Alix Lequime, 33 ans, Directrice de l’association de commerçants le Carré Rennais

« Nous pouvons avoir une ville avec de beaux immeubles, de beaux jardins, mais sans commerçants, les rues seraient vraiment tristes… Qui vient dans une ville sans se faire un resto, une virée shopping ou boire un verre ? Les commerçants amènent la vie dans nos villes. » Alix Lequime aime les commerçants et s’investit pleinement depuis un an et demi pour les mettre en lumière à travers des animations et même un journal dédié baptisé « Joco » dont le premier exemplaire a été diffusé à 45 000 exemplaires.

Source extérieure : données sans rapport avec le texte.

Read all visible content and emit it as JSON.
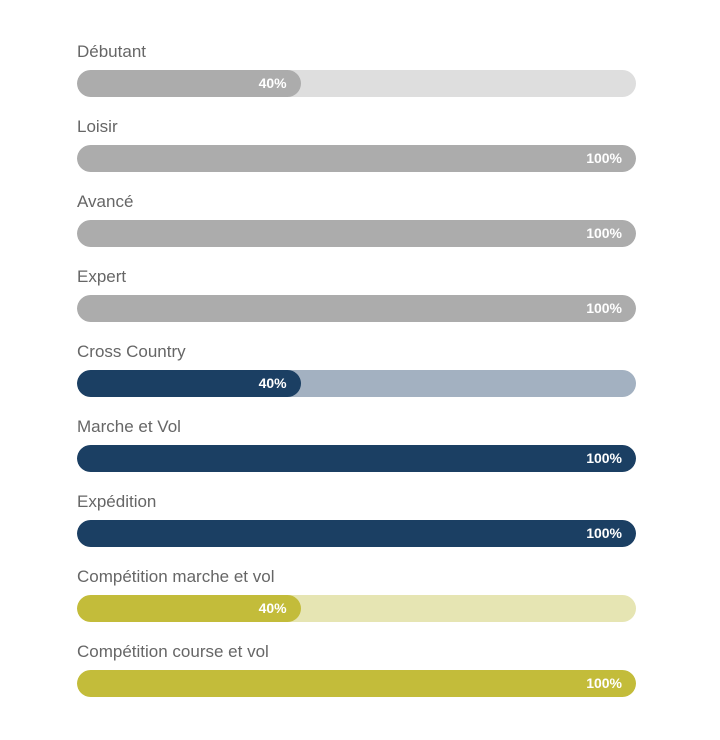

Elle veut faire du Carré Rennais une marque à l’identité forte « qui crée des évènements incontournables » et « apporte des services de qualité aux adhérents ». Un investissement auprès des commerçants qui a débuté chez Precom, la régie publicitaire du groupe Ouest-France. Alors qu’elle gère un portefeuille clients de commerces du centre-ville « dont le Carré Rennais », elle réalise en parallèle un journal « Portraits » mettant en lumière les personnalités emblématiques du commerce rennais. Une initiative qui l’amène à rencontrer Laurence Taillandier, présidente du Carré Rennais.

 


Carré Rennais, association des commerçants de Rennes © Gaëlle Bizeul

Le Carré Rennais est une association loi 1901, qui regroupe les commerçants et les artisans de Rennes. Créée il y a plus de 15 ans, elle fédère plus particulièrement des magasins de centre-ville, agissant pour renforcer leur attractivité. L’association compte environ 400 adhérents. Les types d’activités sont très hétérogènes allant de grands magasins aux petits commerces, en passant par les artisans et la grande distribution, indépendants ou affiliés.